I am not liking this free trail offer of 2020. Can I get a refund?
Let me just start by saying that I didn't anticipate that this year would be so hard so far, but low and behold ... I'm not a happy camper and here is why ...
January was the culmination of some issues a few months in the making.
I'd been struggling with my health for several years, but in November of 2019 upon starting a new job with Amazon it all came to a head. Due to the laborious nature of the warehouse job all of the ailments I'd been battling with for some time decided to show out.
This caused an avalanche effect which took me far too many visits to my doctor and to the hospital to get addressed. And eventually, by the end of the month, began the forced process of having to apply for temporary disability.
I can't complain about my birthday, though. That was very nice. Sending thanks to the bestie for that.
February was a blur. And not in a good way.
The process of applying for and waiting on the temporary disability approval had begun. While the days ticked by, stress built. And built some more, and more, and more.
Meanwhile, there was no money to pay bills or tend to household needs. Like food, for example.
Thankfully, when the going gets tough, the tough get going and between the bestie and I, we found a way to stay afloat.
The scramble, however, lent itself to the tussle of trying to find alternate income and a means to acquire it.
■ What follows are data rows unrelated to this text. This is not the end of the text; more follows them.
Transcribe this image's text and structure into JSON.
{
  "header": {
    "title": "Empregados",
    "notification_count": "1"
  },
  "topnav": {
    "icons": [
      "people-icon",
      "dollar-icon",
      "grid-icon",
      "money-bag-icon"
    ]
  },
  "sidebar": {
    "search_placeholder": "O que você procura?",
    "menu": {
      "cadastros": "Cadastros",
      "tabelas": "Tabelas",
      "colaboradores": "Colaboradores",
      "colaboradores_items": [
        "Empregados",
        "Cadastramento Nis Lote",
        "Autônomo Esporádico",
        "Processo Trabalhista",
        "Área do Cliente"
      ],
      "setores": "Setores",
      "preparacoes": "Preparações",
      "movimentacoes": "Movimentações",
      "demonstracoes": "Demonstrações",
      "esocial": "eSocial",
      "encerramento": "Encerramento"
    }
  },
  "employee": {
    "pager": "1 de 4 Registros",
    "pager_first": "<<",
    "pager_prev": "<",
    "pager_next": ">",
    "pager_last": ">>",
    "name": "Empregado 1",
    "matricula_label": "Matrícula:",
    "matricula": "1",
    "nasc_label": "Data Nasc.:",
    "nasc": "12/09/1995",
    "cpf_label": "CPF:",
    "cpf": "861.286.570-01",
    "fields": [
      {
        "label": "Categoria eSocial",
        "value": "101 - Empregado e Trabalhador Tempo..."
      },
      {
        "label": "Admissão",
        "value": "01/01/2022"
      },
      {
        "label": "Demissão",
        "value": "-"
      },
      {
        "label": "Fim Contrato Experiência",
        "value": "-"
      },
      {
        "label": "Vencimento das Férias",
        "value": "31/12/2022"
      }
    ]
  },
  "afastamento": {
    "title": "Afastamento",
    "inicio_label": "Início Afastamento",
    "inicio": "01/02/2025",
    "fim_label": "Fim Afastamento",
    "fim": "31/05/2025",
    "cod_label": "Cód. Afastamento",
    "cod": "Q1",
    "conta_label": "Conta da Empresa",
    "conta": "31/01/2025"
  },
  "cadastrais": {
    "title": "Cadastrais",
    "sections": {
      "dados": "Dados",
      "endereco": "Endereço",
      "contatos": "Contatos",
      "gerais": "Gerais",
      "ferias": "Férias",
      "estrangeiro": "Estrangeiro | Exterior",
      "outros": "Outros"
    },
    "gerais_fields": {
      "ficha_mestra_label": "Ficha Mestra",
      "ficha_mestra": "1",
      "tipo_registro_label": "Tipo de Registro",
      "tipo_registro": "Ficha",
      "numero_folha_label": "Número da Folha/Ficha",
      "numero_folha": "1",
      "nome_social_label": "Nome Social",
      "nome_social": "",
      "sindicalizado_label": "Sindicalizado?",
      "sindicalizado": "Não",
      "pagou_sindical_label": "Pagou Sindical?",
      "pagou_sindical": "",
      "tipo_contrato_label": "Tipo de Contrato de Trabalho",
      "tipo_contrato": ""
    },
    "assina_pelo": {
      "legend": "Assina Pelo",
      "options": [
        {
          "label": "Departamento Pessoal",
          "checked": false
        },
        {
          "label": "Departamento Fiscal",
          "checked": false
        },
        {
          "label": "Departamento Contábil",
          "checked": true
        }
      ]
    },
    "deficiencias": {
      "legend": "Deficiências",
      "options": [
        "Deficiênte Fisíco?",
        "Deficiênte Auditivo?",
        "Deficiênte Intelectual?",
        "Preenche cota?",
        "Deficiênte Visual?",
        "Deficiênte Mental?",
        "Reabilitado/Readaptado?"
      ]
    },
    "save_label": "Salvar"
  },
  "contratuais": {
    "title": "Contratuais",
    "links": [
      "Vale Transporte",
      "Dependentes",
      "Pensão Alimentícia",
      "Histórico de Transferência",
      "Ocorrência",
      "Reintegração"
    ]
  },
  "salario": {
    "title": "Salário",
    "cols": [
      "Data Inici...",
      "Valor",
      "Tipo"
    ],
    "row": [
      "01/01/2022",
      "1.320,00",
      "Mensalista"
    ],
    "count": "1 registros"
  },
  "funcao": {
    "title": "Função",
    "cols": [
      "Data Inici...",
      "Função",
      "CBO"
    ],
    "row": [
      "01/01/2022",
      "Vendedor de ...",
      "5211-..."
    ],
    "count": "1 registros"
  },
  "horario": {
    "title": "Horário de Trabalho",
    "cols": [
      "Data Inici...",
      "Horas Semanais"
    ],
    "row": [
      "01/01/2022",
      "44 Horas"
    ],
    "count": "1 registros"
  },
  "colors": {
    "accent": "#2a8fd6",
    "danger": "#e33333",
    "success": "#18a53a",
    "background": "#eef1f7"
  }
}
Job searches, car shopping (without money), tax filing, more job searching, hustle seeking, and so on.
I was called in for a few job interviews but didn't really hit on anything during this time.
So ... further stress built.
Until the receipt of the income tax return. Finally some alleviation could come. Not a whole lot as the return wasn't so large, but just enough to get important things done.
When all of the sudden I received some terrible news in the worst way possible. Via Facebook.
A good, longtime friend of mine passed away. This hit me hard. He was younger than me. To make matters more complex was the fact that at one point he had romantic interest in me. Throughout the years we'd known each other I found myself time and time again wondering if I'd made a mistake by not accepting his romantic proposal. Many times I thought to myself that he and I may had been married by that point if I had accepted him. I often wondered and speculated on the "what ifs" of him and I. So I guess you can say he was more than just a friend. I cared about him quite a lot.
One week later my mother calls to tell me that my grandmother, whom had been battling with cancer for months was given weeks, if not days, to live.
In the background CoVid-19 was running rampant.
Then came March. Oh, for the love of God ... March.
So CoVid-19 creeps closer and closer to home in the background as other things happened in the forefront.
In the first couple of weeks of March, I luckily was able to get myself a car which would help with making money in some ways. I am knocking on wood for that. I got called in for an interview and was subsequently hired by the same organization on a part-time and temporary basis. Which was also good. I even got the approval letter from temporary disability which was also nice. This meant that soon the funds would be flowing in. It eased the high tensions of monetary instability.
But the battle against CoVid-19 had started to flourish with a vengeance here in the US.
I was able to work In-Office for my first week at the new gig but by the time the second week had rolled around, we were quarantined. Simultaneously I received the heartbreaking news from my mother that my grandmother had passed away.
It hasn't yet been a week since her passing. I am still heartbroken. She was my last living grandparent and a wonderful, kind, caring matriarch.
My biggest regret is that I didn't get the opportunity to see her before her passing. As a matter of fact, it had been years since I'd been able to see her. I wish I'd had more time with her. Sincerely. The last time I'd seen her in person was about 20 years ago. Since she lived out of the United States it was hard for me to go visit as often as I'd have liked.
I'm finding it hard to believe that she is gone. I can't quite imagine what the family home would feel like without her there for she was the essence of home. I've cried, even talked to her in prayer, yet I still feel a great void. Mostly because though I know she is "here", she is not here. She had a contagious laugh and a kind smile. She had beautiful gray hair that she always kept in a bun. She smelled of roses and home cooking. She had soft hands and a warm embrace. Her faith ran deep and was her anchor. She hummed her favorite hymns as she swept the kitchen floor and washed the dishes. She praised God with eyes closed tight and arms wide open. She was humble and strong. And kind. Oh so kind.
I remember the flavor of her cooking. The sound of the metal cooking spoon tapping the side of the aluminum rice pot. I remember her offering me Bosco chocolate milk because she knew I didn't like strawberry. And for some reason she always had Coca Cola laying around in the kitchen "for visitors". LOL
I'm going to miss her. Just as much as I miss all of my grandparents that are now gone.